Why has snail mail and its spam not vanished completely? Why are these print forms and technologies of delivery continuing to exist alongside their newer, digital counterparts? We still live in physical spaces, we still have mailboxes, and these kinds of papers, which hold their own kind of writing, continue to be delivered. Each day, I come home and have to check my mail. I know it will primarily be full of junk mail, but I have to sort through it lest I miss one of the few, rare and important deliveries, lest the post office stop delivering until I clean out the mail receptacle. I have to take this extra step, I have to check both kinds of mail. Do unwanted forms of writing always die as new technologies develop, or do they proliferate and become hybrid, present in new spaces and adjusting to these spaces, while still existing and working within the older spaces?

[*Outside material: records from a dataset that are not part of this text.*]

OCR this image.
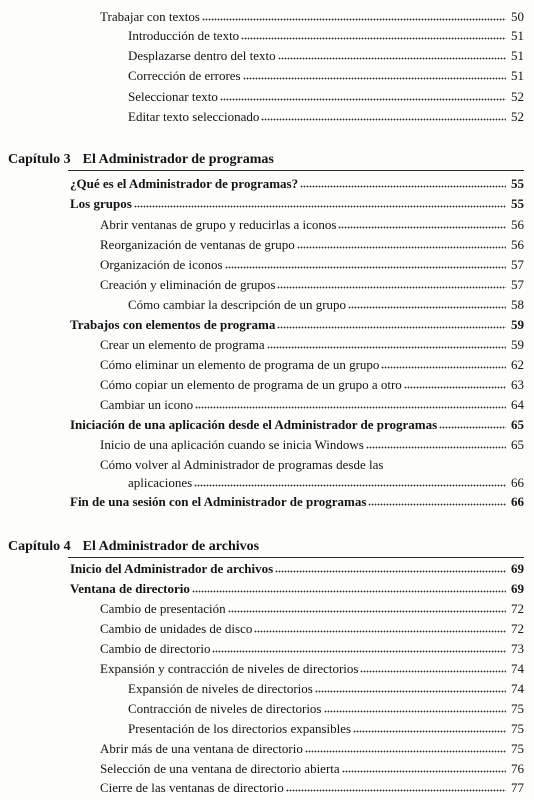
Trabajar con textos	50
Introducción de texto	51
Desplazarse dentro del texto	51
Corrección de errores	51
Seleccionar texto	52
Editar texto seleccionado	52
Capítulo 3 El Administrador de programas
¿Qué es el Administrador de programas?	55
Los grupos	55
Abrir ventanas de grupo y reducirlas a iconos	56
Reorganización de ventanas de grupo	56
Organización de iconos	57
Creación y eliminación de grupos	57
Cómo cambiar la descripción de un grupo	58
Trabajos con elementos de programa	59
Crear un elemento de programa	59
Cómo eliminar un elemento de programa de un grupo	62
Cómo copiar un elemento de programa de un grupo a otro	63
Cambiar un icono	64
Iniciación de una aplicación desde el Administrador de programas	65
Inicio de una aplicación cuando se inicia Windows	65
Cómo volver al Administrador de programas desde las
aplicaciones	66
Fin de una sesión con el Administrador de programas	66
Capítulo 4 El Administrador de archivos
Inicio del Administrador de archivos	69
Ventana de directorio	69
Cambio de presentación	72
Cambio de unidades de disco	72
Cambio de directorio	73
Expansión y contracción de niveles de directorios	74
Expansión de niveles de directorios	74
Contracción de niveles de directorios	75
Presentación de los directorios expansibles	75
Abrir más de una ventana de directorio	75
Selección de una ventana de directorio abierta	76
Cierre de las ventanas de directorio	77
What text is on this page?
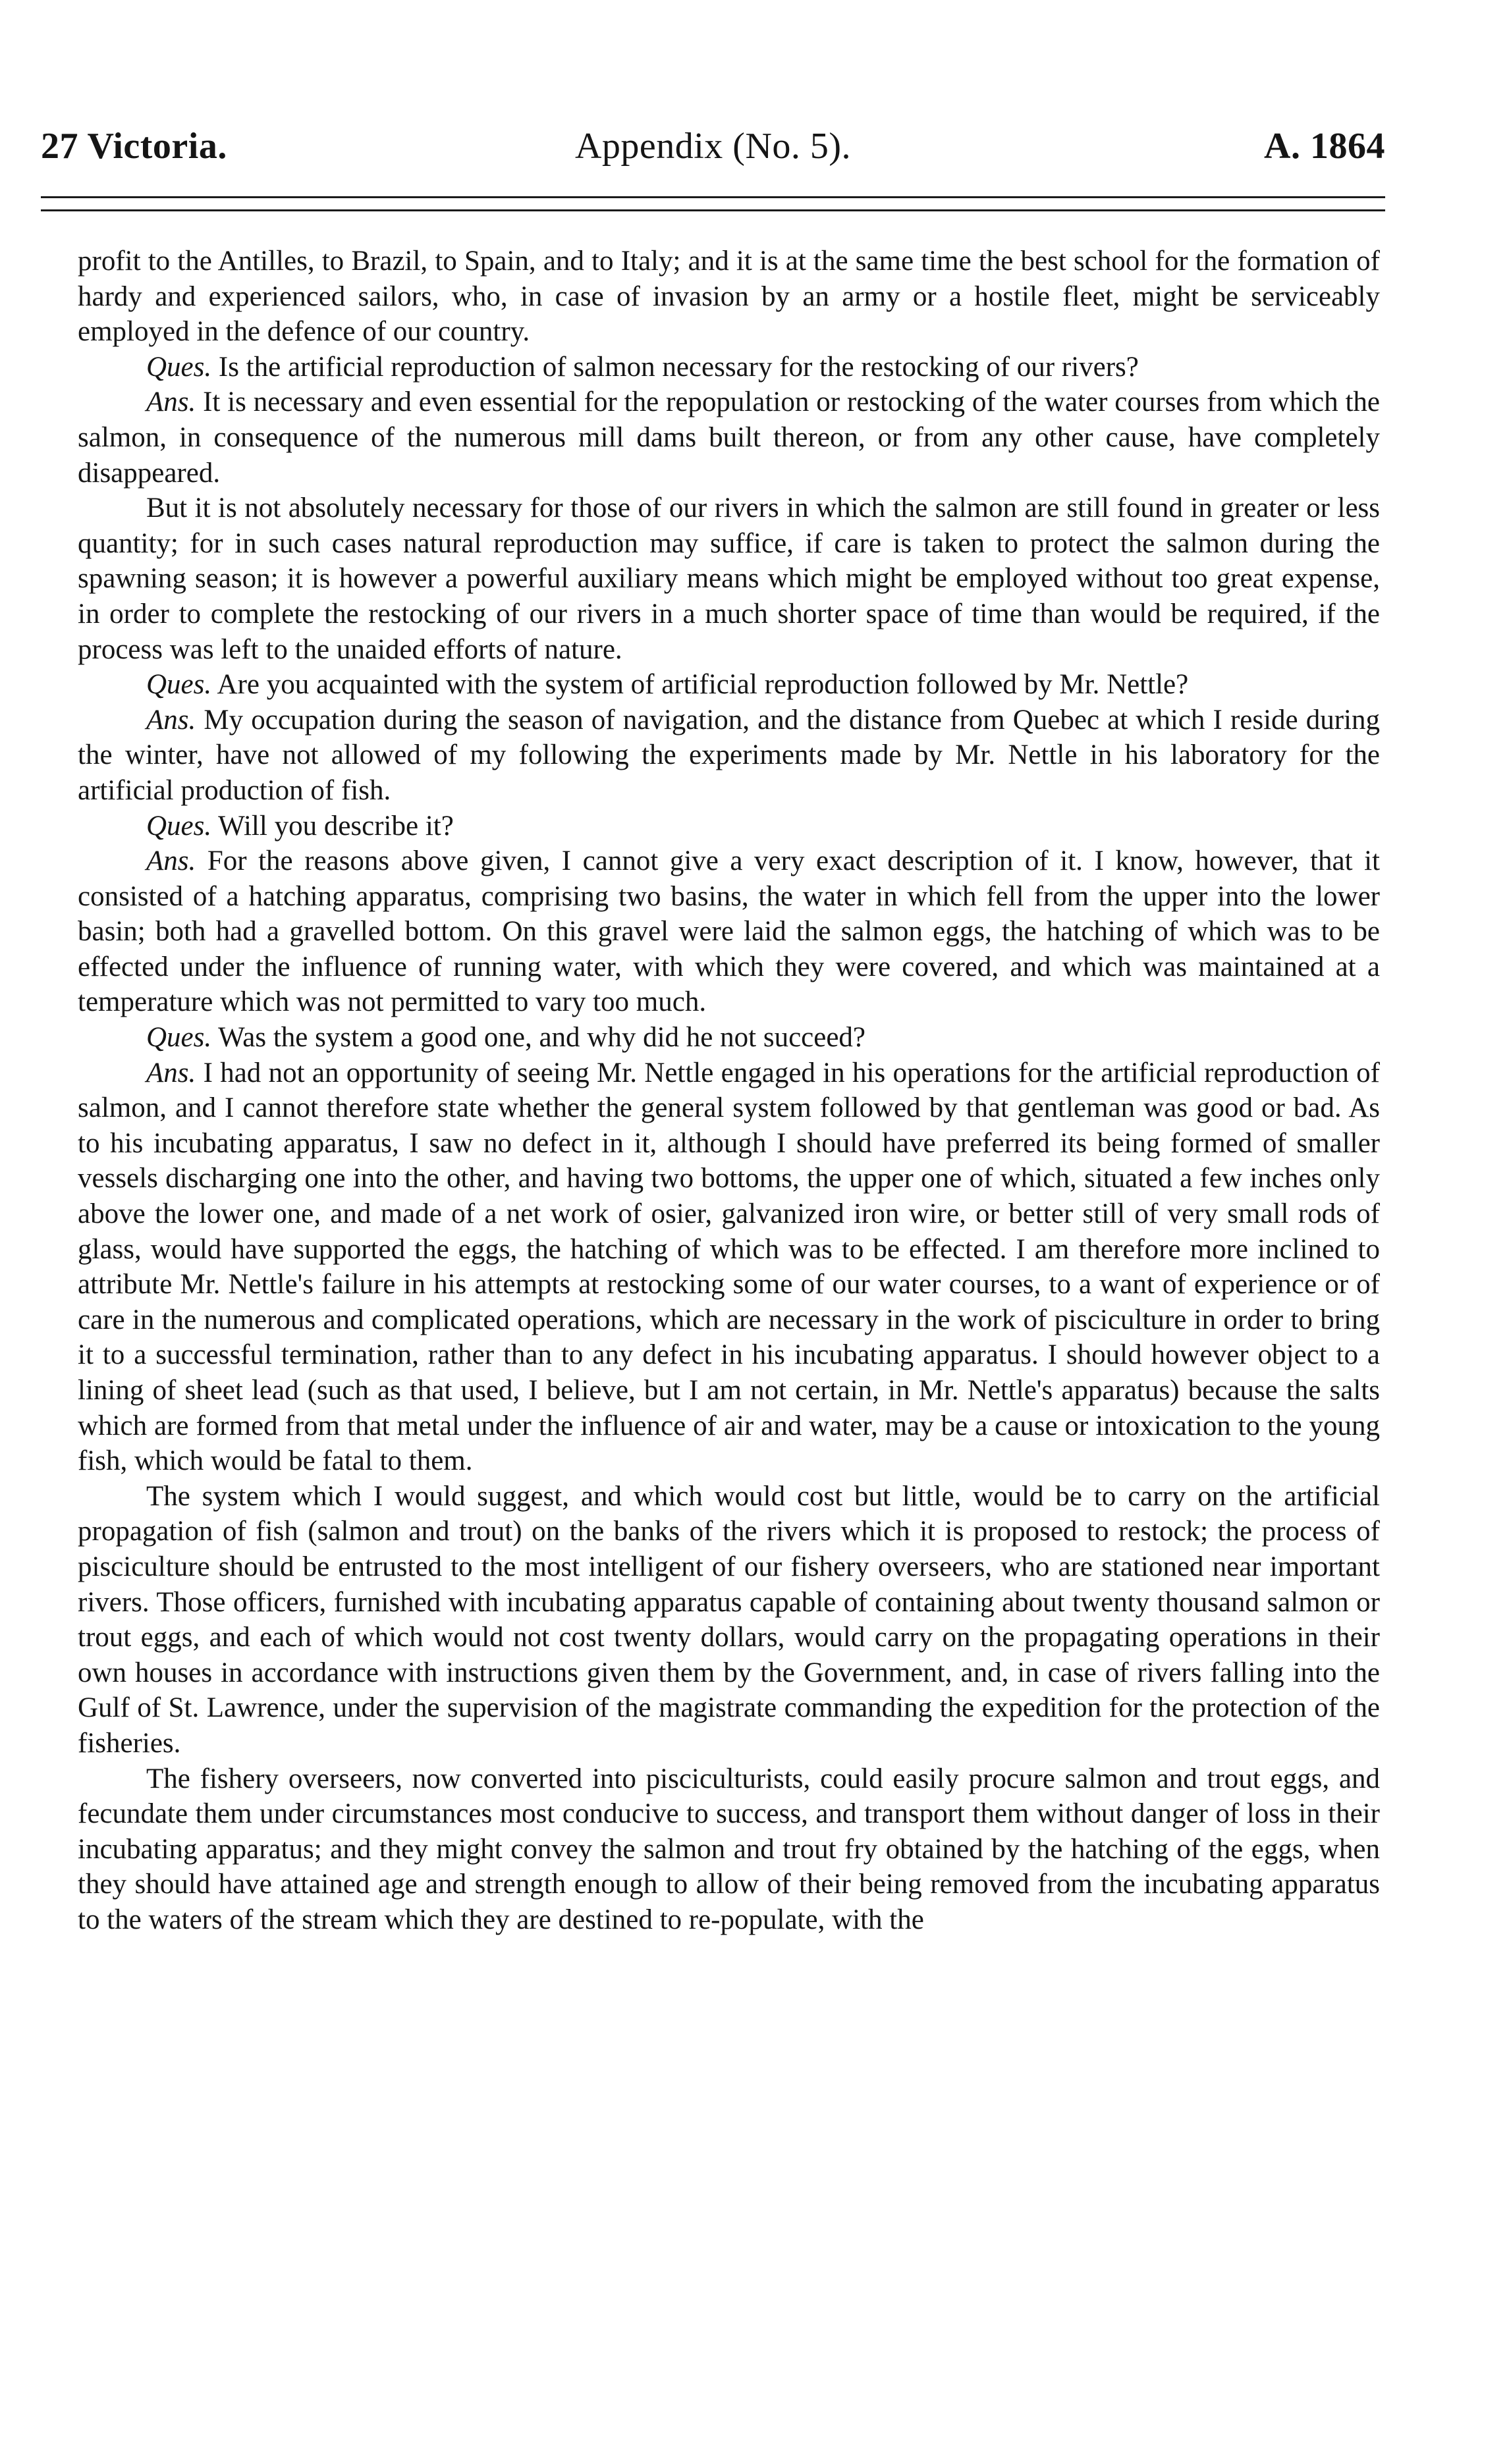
27 Victoria.	Appendix (No. 5).	A. 1864

profit to the Antilles, to Brazil, to Spain, and to Italy; and it is at the same time the best school for the formation of hardy and experienced sailors, who, in case of invasion by an army or a hostile fleet, might be serviceably employed in the defence of our country.

Ques. Is the artificial reproduction of salmon necessary for the restocking of our rivers?

Ans. It is necessary and even essential for the repopulation or restocking of the water courses from which the salmon, in consequence of the numerous mill dams built thereon, or from any other cause, have completely disappeared.

But it is not absolutely necessary for those of our rivers in which the salmon are still found in greater or less quantity; for in such cases natural reproduction may suffice, if care is taken to protect the salmon during the spawning season; it is however a powerful auxiliary means which might be employed without too great expense, in order to complete the restocking of our rivers in a much shorter space of time than would be required, if the process was left to the unaided efforts of nature.

Ques. Are you acquainted with the system of artificial reproduction followed by Mr. Nettle?

Ans. My occupation during the season of navigation, and the distance from Quebec at which I reside during the winter, have not allowed of my following the experiments made by Mr. Nettle in his laboratory for the artificial production of fish.

Ques. Will you describe it?

Ans. For the reasons above given, I cannot give a very exact description of it. I know, however, that it consisted of a hatching apparatus, comprising two basins, the water in which fell from the upper into the lower basin; both had a gravelled bottom. On this gravel were laid the salmon eggs, the hatching of which was to be effected under the influence of running water, with which they were covered, and which was maintained at a temperature which was not permitted to vary too much.

Ques. Was the system a good one, and why did he not succeed?

Ans. I had not an opportunity of seeing Mr. Nettle engaged in his operations for the artificial reproduction of salmon, and I cannot therefore state whether the general system followed by that gentleman was good or bad. As to his incubating apparatus, I saw no defect in it, although I should have preferred its being formed of smaller vessels discharging one into the other, and having two bottoms, the upper one of which, situated a few inches only above the lower one, and made of a net work of osier, galvanized iron wire, or better still of very small rods of glass, would have supported the eggs, the hatching of which was to be effected. I am therefore more inclined to attribute Mr. Nettle's failure in his attempts at restocking some of our water courses, to a want of experience or of care in the numerous and complicated operations, which are necessary in the work of pisciculture in order to bring it to a successful termination, rather than to any defect in his incubating apparatus. I should however object to a lining of sheet lead (such as that used, I believe, but I am not certain, in Mr. Nettle's apparatus) because the salts which are formed from that metal under the influence of air and water, may be a cause or intoxication to the young fish, which would be fatal to them.

The system which I would suggest, and which would cost but little, would be to carry on the artificial propagation of fish (salmon and trout) on the banks of the rivers which it is proposed to restock; the process of pisciculture should be entrusted to the most intelligent of our fishery overseers, who are stationed near important rivers. Those officers, furnished with incubating apparatus capable of containing about twenty thousand salmon or trout eggs, and each of which would not cost twenty dollars, would carry on the propagating operations in their own houses in accordance with instructions given them by the Government, and, in case of rivers falling into the Gulf of St. Lawrence, under the supervision of the magistrate commanding the expedition for the protection of the fisheries.

The fishery overseers, now converted into pisciculturists, could easily procure salmon and trout eggs, and fecundate them under circumstances most conducive to success, and transport them without danger of loss in their incubating apparatus; and they might convey the salmon and trout fry obtained by the hatching of the eggs, when they should have attained age and strength enough to allow of their being removed from the incubating apparatus to the waters of the stream which they are destined to re-populate, with the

Here is some categorized collection of my junk mail from today, either through the postal service or “door-to-door spamming.” Note: I have never paid this much attention to my junk mail before:

1) We have this first grouping, the least spammy of the snail mail spam because these actually provide the recipient with functional discounts, if the effort of selecting and cutting and/or tearing is undergone. These are…the coupon booklets. I personally do not know many people who use these on a regular basis, which leads me to believe that the classification of this as “junk” or otherwise has something to do with class and age bracket:

coupons

2) Next we have the pages of advertisements informing the recipient of deals going down in various stores and/or the low prices of items in certain stores more generally. In theory, this could be useful. However, this seems like a rather aggressive or invasive form of advertising because the low prices exist entirely apart from the writing. Bringing in your copy of the writing does not lead to the prices, like the coupon. Everyone gets the low prices, even if they didn’t receive the advertisement on their actual porch:

advertisements

3) Next, we have various attempts from cable-related companies tempting you to drop your current service, which probably means they looked up what you have, and know you are a viable house to drop these at:

cable

4) And, finally, the most annoying/insidious/unethical, the ones that come in envelopes and often remain unopened, cards, offers, or current ongoing “deals” from banks. This could just be a statement or something, but I usually don’t risk opening it. No picture because you could see my address.

This post has gotten rather long, so I’ll stop for now. Suffice it to say, these print items interact with “attention” in ways that seem similar and different to that of computer-based spam. I think the lineage/connections might be interesting to explore further.